I have two new works in progress, and I am so excited about them! The first is a new novel filled with magic and weirdness and humor. The second is my first attempt at creative non-fiction, and I'll let you know more about it later. Both are bound to be learning experiences for me, and hopefully fun reads for everyone else.
I've also found some interesting short story and poetry contests. I think I'll be entering a few of them. Wish me luck!
New stories aren't the only new things in my life. I've got a new job which means a new schedule. I've got brand new goals, brand new dreams (and maybe a few old ones have been dusted off recently too), and a brand new life.

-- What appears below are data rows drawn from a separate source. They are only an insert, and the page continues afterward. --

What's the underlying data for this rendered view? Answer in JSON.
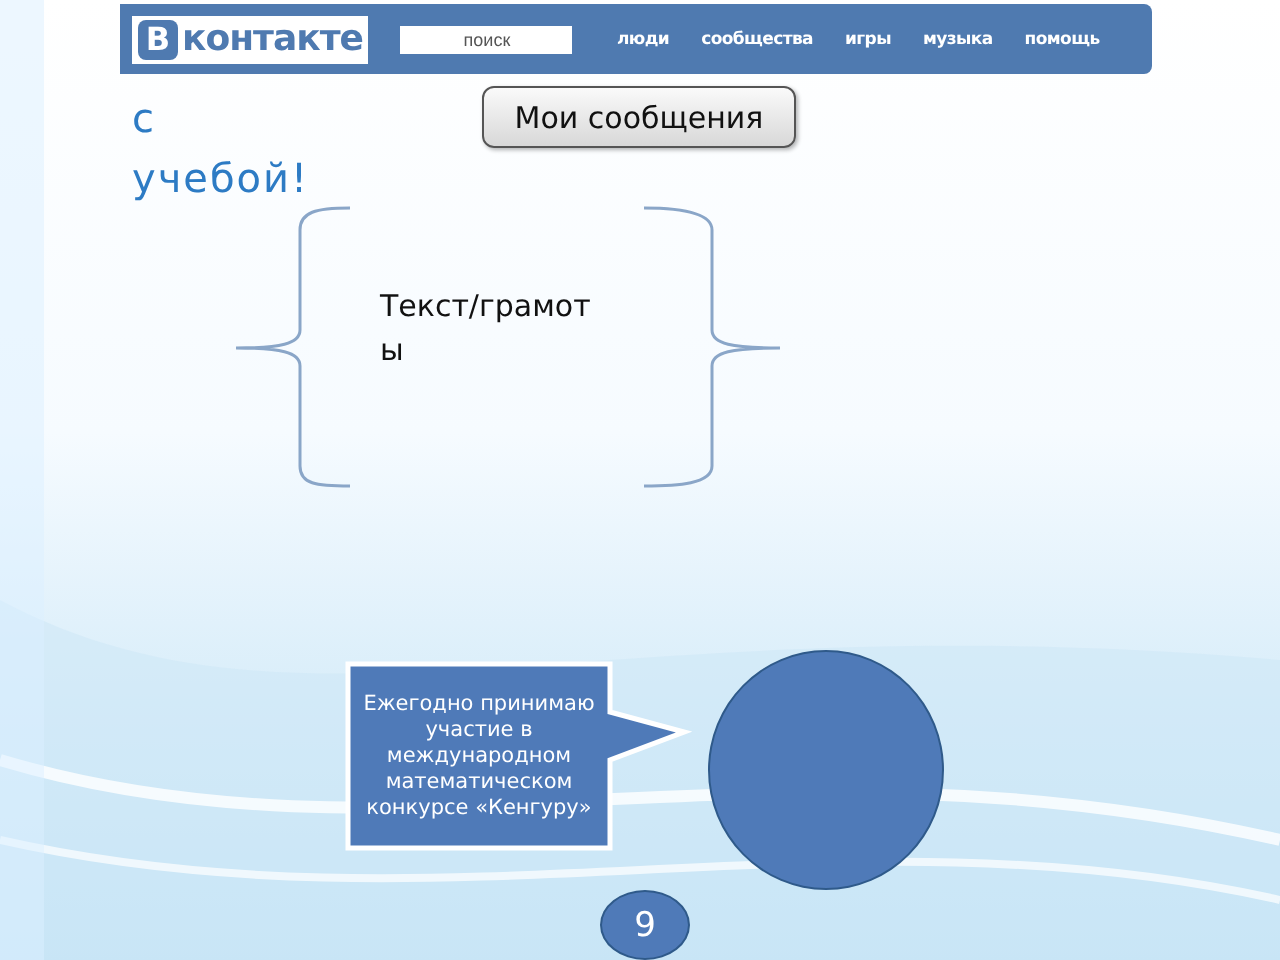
{
  "header": {
    "logo": {
      "badge": "В",
      "text": "контакте"
    },
    "search": {
      "placeholder": "поиск"
    },
    "nav": [
      "люди",
      "сообщества",
      "игры",
      "музыка",
      "помощь"
    ]
  },
  "heading_lines": [
    "с",
    "учебой!"
  ],
  "button": "Мои сообщения",
  "brace_text": "Текст/грамоты",
  "callout": "Ежегодно принимаю участие в международном математическом конкурсе «Кенгуру»",
  "page_number": "9"
}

I'm living in a "new" house (new to me anyway) surrounded by a strange mixture of new and old things. In a lot of ways I'm still the same, but in more ways I'm really different. I kind of feel like a caterpillar who's in the process of turning into a butterfly. Corny, huh? Well, that's how I feel.

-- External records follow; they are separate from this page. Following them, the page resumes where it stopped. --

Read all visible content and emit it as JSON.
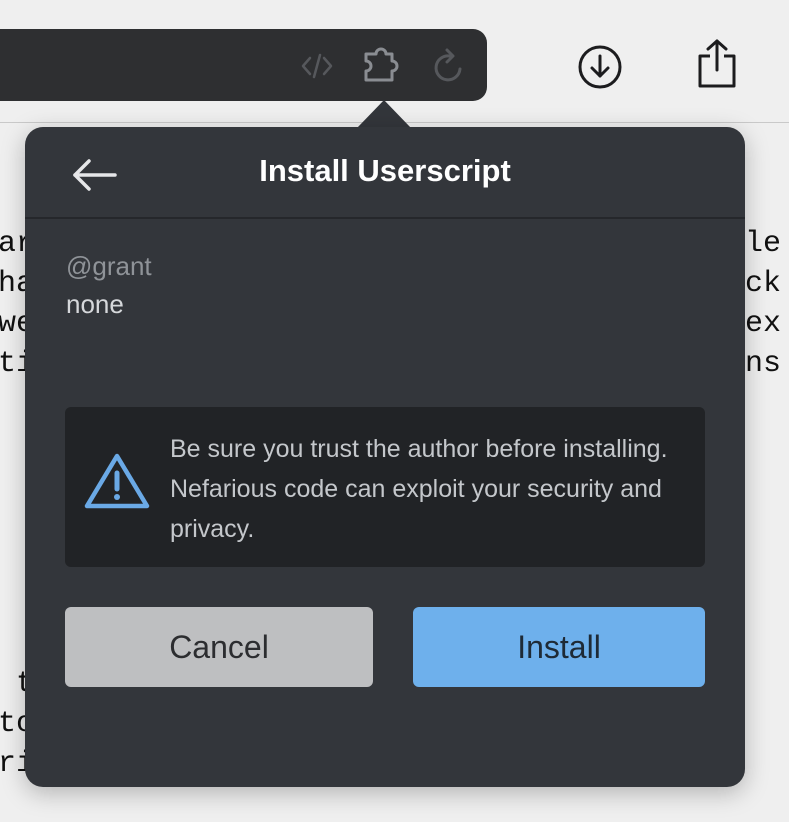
{
  "page_text_fragments": {
    "left": [
      "ar",
      "ha",
      "we",
      "ti"
    ],
    "right": [
      "le",
      "ck",
      "ex",
      "ns"
    ],
    "bottom_left": [
      " t",
      "to",
      "ri"
    ]
  },
  "popover": {
    "title": "Install Userscript",
    "meta_key": "@grant",
    "meta_value": "none",
    "warning": "Be sure you trust the author before installing. Nefarious code can exploit your security and privacy.",
    "cancel_label": "Cancel",
    "install_label": "Install"
  },
  "colors": {
    "popover_bg": "#33363b",
    "warning_accent": "#6aa9e6",
    "install_button": "#6eb0ec",
    "cancel_button": "#bebfc1"
  }
}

I'm twenty-eight. I certainly don't have it all figured out, but surprisingly I no longer feel the need to have it all figured out. I'm not having a panic attack or being suffocated by anxiety over not having all the answers.

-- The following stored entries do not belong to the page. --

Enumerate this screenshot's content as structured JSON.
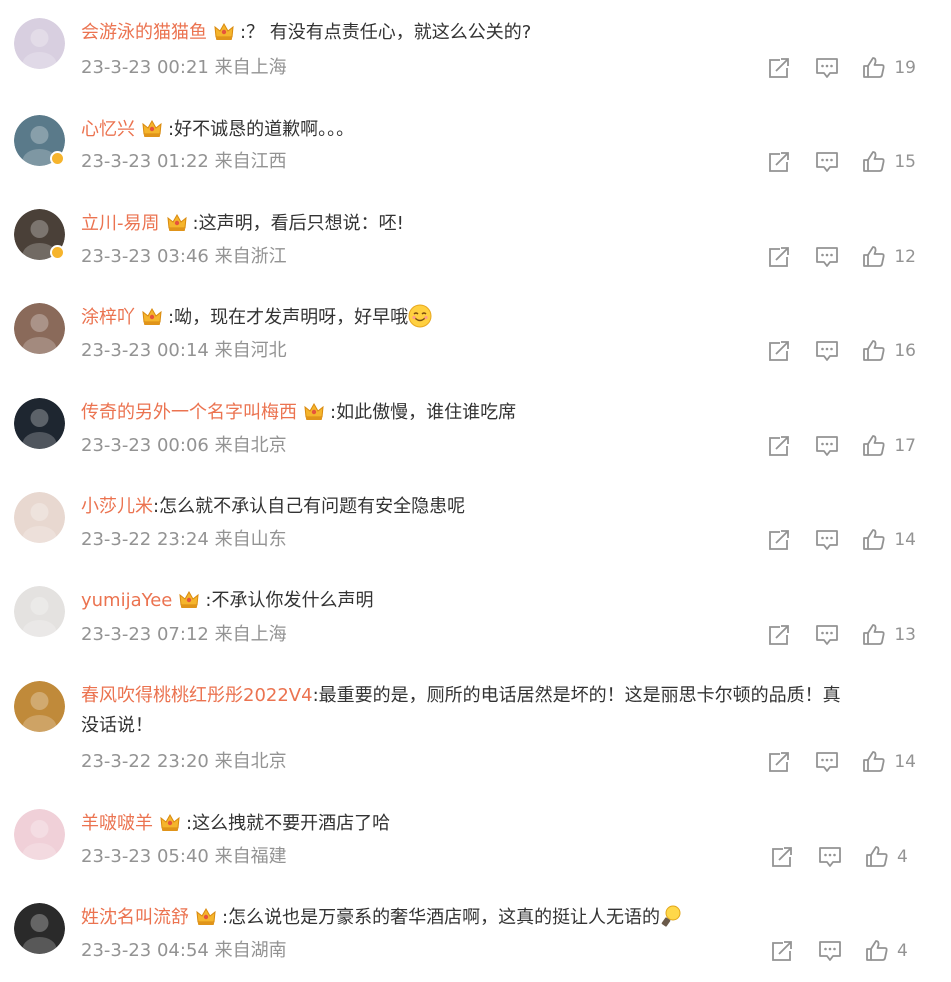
{
  "comments": [
    {
      "user": "会游泳的猫猫鱼",
      "text": ":？ 有没有点责任心，就这么公关的?",
      "text2": "",
      "time": "23-3-23 00:21",
      "location": "来自上海",
      "likes": "19",
      "badge": true,
      "verified": false,
      "avatar_color": "#d8cfe0"
    },
    {
      "user": "心忆兴",
      "text": ":好不诚恳的道歉啊。。。",
      "text2": "",
      "time": "23-3-23 01:22",
      "location": "来自江西",
      "likes": "15",
      "badge": true,
      "verified": true,
      "avatar_color": "#5a7a8a"
    },
    {
      "user": "立川-易周",
      "text": ":这声明，看后只想说：呸!",
      "text2": "",
      "time": "23-3-23 03:46",
      "location": "来自浙江",
      "likes": "12",
      "badge": true,
      "verified": true,
      "avatar_color": "#4a4038"
    },
    {
      "user": "涂梓吖",
      "text": ":呦，现在才发声明呀，好早哦",
      "text2": "",
      "time": "23-3-23 00:14",
      "location": "来自河北",
      "likes": "16",
      "badge": true,
      "verified": false,
      "avatar_color": "#8a6a5a",
      "emoji": "smile"
    },
    {
      "user": "传奇的另外一个名字叫梅西",
      "text": ":如此傲慢，谁住谁吃席",
      "text2": "",
      "time": "23-3-23 00:06",
      "location": "来自北京",
      "likes": "17",
      "badge": true,
      "verified": false,
      "avatar_color": "#1e2630"
    },
    {
      "user": "小莎儿米",
      "text": ":怎么就不承认自己有问题有安全隐患呢",
      "text2": "",
      "time": "23-3-22 23:24",
      "location": "来自山东",
      "likes": "14",
      "badge": false,
      "verified": false,
      "avatar_color": "#e8d8d0"
    },
    {
      "user": "yumijaYee",
      "text": ":不承认你发什么声明",
      "text2": "",
      "time": "23-3-23 07:12",
      "location": "来自上海",
      "likes": "13",
      "badge": true,
      "verified": false,
      "avatar_color": "#e4e2e0"
    },
    {
      "user": "春风吹得桃桃红彤彤2022V4",
      "text": ":最重要的是，厕所的电话居然是坏的！这是丽思卡尔顿的品质！真",
      "text2": "没话说！",
      "time": "23-3-22 23:20",
      "location": "来自北京",
      "likes": "14",
      "badge": false,
      "verified": false,
      "avatar_color": "#c08a3a"
    },
    {
      "user": "羊啵啵羊",
      "text": ":这么拽就不要开酒店了哈",
      "text2": "",
      "time": "23-3-23 05:40",
      "location": "来自福建",
      "likes": "4",
      "badge": true,
      "verified": false,
      "avatar_color": "#f0d0d8"
    },
    {
      "user": "姓沈名叫流舒",
      "text": ":怎么说也是万豪系的奢华酒店啊，这真的挺让人无语的",
      "text2": "",
      "time": "23-3-23 04:54",
      "location": "来自湖南",
      "likes": "4",
      "badge": true,
      "verified": false,
      "avatar_color": "#2a2a2a",
      "emoji": "lightbulb"
    }
  ],
  "colors": {
    "username": "#eb7350",
    "meta": "#939393",
    "text": "#333333",
    "icon": "#939393"
  },
  "icons": [
    "share-icon",
    "comment-icon",
    "like-icon",
    "crown-badge-icon",
    "verified-badge-icon"
  ]
}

I came across a quote the other day. I think it's my new favorite quote. Paulo Coehlo wrote, "If you're brave enough to say goodbye, life will reward you with a new hello." I think that's one of the truest quotes I've ever read. I think saying goodbye is one of the hardest things to do, but it can also be one of the best things to do for yourself.
I said goodbye and I got a new hello. I realized I don't need to know it all or have it all. I just need to be happy with who I am, where I am, doing what I'm doing with whoever I'm doing it with. And I am, you know. Happy. I am happy in the moment. I'm going to try to always find a way to be happy in the moment because I think life is just a short string of fleeting moments of bliss and happiness is the ability to recognize those moments when you're living them.
I'm sorry for the scattered nature of this post, but sometimes that's how my brain works--scattered and all over the place, but hopefully still lucid enough to be useful or at least entertaining to the rest of you.